Per-zone volume control is available from the iOS app. The Music tab shows each Snapcast group with a volume slider and playback state.
Network monitoring
Three layers of network visibility, all surfaced in the iOS app:
Pi-hole handles DNS for the entire network. The iOS app pulls query counts, blocked queries, and per-client domain breakdowns via Pi-hole’s API on port 80.
ntopng runs on port 3000 and monitors WAN traffic passively. The Pi sits as a transparent Layer 2 bridge between the modem and the Eero mesh gateway — all WAN traffic passes through it. ntopng captures per-device flows, protocol breakdowns, and real-time throughput.
Eero proxy is a small Python service I wrote that bridges the Eero cloud API to a local HTTP endpoint. It exposes per-device bandwidth (live Mbps up/down), signal strength, connection type, and online/offline state. The iOS app’s Network tab aggregates all three sources.
The iOS app
A native SwiftUI app (iOS 17+) controls everything. 53 files, 3,555 lines, zero third-party dependencies.
The networking layer has two clients: a REST client for commands (set temperature, turn on lights, activate scenes) and a WebSocket client for real-time state updates. The WebSocket connects to Home Assistant’s /api/websocket endpoint and subscribes to specific entity IDs. State changes push to the UI via iOS 17’s @Observable macro — no polling, no timers.
Five tabs: Climate (2x2 HVAC dashboard), Lights (room-based controls), Music (Snapcast zones), Scenes (app-activated presets), and Network (Pi-hole + ntopng + Eero). A home screen widget shows current temperature per unit via WidgetKit. Auth tokens live in Keychain.
What I’d tell someone starting
Start with Home Assistant. It’s the single best decision in this stack — it handles integrations, automations, and provides a WebSocket API that makes building custom frontends straightforward.
Use ESPHome for any ESP32 work.

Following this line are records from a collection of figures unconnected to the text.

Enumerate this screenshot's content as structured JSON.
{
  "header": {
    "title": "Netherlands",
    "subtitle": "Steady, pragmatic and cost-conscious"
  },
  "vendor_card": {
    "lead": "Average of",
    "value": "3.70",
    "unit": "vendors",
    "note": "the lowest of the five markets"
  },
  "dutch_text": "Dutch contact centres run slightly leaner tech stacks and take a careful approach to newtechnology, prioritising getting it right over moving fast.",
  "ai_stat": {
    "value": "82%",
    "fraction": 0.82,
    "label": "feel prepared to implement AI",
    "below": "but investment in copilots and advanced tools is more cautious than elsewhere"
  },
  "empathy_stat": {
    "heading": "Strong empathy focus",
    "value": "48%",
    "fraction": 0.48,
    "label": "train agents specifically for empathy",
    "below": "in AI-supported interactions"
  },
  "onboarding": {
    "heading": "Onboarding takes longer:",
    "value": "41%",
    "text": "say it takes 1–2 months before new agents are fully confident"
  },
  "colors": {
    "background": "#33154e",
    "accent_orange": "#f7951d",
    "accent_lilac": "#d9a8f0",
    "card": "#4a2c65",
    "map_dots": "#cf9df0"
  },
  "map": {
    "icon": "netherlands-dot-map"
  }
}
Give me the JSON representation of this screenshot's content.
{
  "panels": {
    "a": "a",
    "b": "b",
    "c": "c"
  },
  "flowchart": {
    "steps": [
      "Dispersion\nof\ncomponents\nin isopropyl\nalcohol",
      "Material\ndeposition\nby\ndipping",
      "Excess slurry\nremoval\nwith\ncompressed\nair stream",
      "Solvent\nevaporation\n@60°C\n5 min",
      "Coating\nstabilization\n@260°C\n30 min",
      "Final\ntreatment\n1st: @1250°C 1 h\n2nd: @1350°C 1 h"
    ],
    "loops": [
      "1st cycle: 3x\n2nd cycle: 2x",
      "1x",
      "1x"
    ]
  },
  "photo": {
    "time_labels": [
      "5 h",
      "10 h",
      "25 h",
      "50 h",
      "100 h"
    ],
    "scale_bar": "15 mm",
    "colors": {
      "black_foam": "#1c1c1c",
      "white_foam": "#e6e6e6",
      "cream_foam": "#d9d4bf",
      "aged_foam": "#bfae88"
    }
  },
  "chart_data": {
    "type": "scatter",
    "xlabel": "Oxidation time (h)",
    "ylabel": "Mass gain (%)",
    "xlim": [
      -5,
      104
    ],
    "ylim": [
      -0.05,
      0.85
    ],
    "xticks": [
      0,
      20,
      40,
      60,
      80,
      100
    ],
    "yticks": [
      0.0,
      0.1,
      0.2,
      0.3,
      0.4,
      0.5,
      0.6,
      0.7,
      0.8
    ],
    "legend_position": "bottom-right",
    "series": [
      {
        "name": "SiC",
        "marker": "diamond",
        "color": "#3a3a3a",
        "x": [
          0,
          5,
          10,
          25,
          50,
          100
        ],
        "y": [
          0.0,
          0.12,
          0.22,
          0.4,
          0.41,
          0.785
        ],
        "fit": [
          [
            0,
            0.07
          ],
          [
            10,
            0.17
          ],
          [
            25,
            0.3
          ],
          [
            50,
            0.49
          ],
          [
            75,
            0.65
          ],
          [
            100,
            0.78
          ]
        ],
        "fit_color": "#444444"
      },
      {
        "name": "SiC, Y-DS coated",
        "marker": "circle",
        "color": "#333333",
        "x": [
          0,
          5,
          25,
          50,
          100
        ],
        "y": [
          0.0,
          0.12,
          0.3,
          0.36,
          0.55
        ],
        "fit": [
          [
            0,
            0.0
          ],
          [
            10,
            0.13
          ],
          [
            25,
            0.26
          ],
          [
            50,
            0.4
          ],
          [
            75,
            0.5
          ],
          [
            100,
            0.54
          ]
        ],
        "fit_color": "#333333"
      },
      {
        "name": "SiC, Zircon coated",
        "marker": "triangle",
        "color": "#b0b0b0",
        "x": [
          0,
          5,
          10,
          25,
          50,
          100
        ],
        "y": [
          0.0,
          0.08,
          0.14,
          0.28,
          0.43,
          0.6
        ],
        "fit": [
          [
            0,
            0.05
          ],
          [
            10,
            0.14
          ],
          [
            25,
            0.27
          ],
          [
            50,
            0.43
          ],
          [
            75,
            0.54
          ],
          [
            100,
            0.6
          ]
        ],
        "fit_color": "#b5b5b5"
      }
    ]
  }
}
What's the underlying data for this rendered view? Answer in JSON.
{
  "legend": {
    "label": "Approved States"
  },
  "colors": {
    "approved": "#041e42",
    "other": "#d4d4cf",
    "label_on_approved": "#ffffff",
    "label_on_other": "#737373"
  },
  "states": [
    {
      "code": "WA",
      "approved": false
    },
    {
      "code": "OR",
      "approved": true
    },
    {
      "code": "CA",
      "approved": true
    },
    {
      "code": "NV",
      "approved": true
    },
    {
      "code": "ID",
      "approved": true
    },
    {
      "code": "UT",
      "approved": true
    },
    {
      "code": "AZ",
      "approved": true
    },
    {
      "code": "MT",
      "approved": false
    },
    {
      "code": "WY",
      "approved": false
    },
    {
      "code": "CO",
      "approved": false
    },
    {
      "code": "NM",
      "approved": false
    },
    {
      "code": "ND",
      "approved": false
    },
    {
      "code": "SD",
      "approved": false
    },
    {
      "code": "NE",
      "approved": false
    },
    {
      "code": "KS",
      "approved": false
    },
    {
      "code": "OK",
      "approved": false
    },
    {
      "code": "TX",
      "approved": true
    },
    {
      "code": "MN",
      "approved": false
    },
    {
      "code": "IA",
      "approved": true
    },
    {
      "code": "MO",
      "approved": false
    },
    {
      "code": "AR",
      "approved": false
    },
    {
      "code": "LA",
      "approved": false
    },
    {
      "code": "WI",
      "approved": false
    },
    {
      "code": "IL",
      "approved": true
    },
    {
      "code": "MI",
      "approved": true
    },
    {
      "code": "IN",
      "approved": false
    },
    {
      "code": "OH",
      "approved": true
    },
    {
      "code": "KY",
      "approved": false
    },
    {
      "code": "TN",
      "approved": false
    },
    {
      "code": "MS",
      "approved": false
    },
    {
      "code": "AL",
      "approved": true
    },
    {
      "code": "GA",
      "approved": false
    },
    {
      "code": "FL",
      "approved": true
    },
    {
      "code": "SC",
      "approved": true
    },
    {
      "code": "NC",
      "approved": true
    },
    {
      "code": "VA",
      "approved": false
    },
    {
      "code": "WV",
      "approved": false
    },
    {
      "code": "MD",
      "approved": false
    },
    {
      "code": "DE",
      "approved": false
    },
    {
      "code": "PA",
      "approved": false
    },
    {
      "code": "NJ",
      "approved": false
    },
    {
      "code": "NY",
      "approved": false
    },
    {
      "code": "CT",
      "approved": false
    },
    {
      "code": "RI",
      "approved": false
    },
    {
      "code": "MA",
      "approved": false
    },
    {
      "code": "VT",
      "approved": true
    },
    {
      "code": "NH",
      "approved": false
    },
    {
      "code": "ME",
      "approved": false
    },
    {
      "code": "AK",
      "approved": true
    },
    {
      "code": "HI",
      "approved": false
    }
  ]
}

Writing raw Arduino sketches for home automation is unnecessary when ESPHome gives you OTA updates, HA integration, and a web dashboard out of the box.
Run everything locally. The moment you depend on a cloud service for a core function, you’ve introduced a failure mode you can’t debug and can’t fix. My thermostat works whether my internet is up or not.
And build the monitoring first. You’ll want to know when a device drops off the network before you notice your house is 85 degrees.